1
votes

I have a middleware which restrict access to route if the route is not allowed to him. I added it in:kernel.php

 protected $middleware = [ \App\Http\Middleware\MyMiddlware::class,]


 public function handle($request, Closure $next)
{
    $response = $next($request);
    $currentRoute = $request->route()->getName();
    $accessibleMenu = $this->menu->where('route_name', $currentRoute)->first();

  dd('middleware');

    if ($this->auth->check() && !is_null($accessibleMenu)) {

        $userRole = $request->user()->role()->first()->id;


        if (!is_null($userRole ) && $userRole ==1) {

            return $response;
        }
    }

    return Response::make(view('noPermission'), 404);
}

Route:

   Route::get('menu/list','MenuController@index')->name('menu-list');

controller function::

    public function index($parent_id = null)
{
     dd('executed');
    $menus = $this->menu->orderBy('id', 'DESC')->paginate(5000);

    return view('menu.index', compact('menus'));
}

Now for real: if role id is 2, the middleware should return 404 view without executing the route. But it prints executed string on screen!
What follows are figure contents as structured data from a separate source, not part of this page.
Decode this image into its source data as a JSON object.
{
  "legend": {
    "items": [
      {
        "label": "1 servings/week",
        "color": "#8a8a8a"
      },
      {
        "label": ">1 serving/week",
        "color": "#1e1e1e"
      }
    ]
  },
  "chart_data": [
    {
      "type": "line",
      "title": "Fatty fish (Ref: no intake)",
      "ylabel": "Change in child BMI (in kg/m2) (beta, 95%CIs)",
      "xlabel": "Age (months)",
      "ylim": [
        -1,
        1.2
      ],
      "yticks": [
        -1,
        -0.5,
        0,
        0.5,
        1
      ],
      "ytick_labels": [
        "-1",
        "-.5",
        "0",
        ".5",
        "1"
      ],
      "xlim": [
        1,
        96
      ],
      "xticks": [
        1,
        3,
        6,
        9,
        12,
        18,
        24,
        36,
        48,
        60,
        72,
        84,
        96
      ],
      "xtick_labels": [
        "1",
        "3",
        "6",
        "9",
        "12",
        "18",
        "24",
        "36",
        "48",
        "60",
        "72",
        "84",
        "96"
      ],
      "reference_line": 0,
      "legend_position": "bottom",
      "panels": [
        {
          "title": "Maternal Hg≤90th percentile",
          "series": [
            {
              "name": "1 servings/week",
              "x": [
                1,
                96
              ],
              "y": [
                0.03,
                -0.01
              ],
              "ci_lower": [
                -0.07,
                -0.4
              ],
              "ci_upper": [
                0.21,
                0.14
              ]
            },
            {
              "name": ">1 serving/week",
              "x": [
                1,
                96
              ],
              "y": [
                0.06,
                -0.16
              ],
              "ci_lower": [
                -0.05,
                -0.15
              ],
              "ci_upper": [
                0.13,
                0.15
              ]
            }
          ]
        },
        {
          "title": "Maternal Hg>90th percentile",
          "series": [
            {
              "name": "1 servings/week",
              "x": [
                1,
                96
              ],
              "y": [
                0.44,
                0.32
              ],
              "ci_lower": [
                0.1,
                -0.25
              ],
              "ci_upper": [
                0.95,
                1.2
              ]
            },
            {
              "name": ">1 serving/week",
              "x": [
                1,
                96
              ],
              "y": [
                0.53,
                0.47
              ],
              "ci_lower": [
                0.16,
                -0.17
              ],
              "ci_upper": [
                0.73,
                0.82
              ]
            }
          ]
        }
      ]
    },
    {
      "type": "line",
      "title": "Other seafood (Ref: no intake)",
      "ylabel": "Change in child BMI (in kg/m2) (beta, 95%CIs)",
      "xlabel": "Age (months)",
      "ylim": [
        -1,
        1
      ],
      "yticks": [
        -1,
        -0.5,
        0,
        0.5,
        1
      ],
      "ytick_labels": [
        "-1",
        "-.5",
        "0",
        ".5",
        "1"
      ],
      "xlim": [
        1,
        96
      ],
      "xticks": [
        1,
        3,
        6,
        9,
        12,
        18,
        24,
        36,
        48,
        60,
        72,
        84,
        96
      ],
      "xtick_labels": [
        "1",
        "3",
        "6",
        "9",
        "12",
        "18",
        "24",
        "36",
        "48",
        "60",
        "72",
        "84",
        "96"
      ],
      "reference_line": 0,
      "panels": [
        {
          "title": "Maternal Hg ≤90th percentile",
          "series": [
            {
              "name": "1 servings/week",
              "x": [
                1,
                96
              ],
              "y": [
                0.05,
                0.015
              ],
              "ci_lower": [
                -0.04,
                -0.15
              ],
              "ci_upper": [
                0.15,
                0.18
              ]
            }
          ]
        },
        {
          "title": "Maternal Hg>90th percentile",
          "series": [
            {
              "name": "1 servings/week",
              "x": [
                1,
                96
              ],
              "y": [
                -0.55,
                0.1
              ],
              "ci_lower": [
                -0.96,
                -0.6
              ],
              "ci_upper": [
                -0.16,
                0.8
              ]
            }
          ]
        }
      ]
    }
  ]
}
1.If i deleted or comment:

 $response = $next($request);

it returns

Call to a member function getName() on null
  1. If i move route registration to

    'web' => [ \App\Http\Middleware\EncryptCookies::class, \Illuminate\Cookie\Middleware\AddQueuedCookiesToResponse::class, \Illuminate\Session\Middleware\StartSession::class, // \Illuminate\Session\Middleware\AuthenticateSession::class, \Illuminate\View\Middleware\ShareErrorsFromSession::class, \App\Http\Middleware\VerifyCsrfToken::class, \Illuminate\Routing\Middleware\SubstituteBindings::class, \App\Http\Middleware\Activity::class, \App\Http\Middleware\MyMiddlware::class, ],

and comment:

 $response = $next($request);

then screen prints "middleware" and the middleware works

My question is why the middlware allow the function execution if i use this

 $response = $next($request);

in the first of the handle function? Why the middlware does not work and returns null for getName() if i use in protected $middleware = [] array ?

laravel says in kernel.php for - protected $middleware = []: * These middleware are run during every request to your application.

why is this allow even after i restrict access?

1

1 Answers

2
votes

I had difficulty reading thru this, however I think you want to change 2 lines:

remove $response = $next($request);

change return $response; to return $next($request);

I think you want to change these lines because $next($request) is the full execution.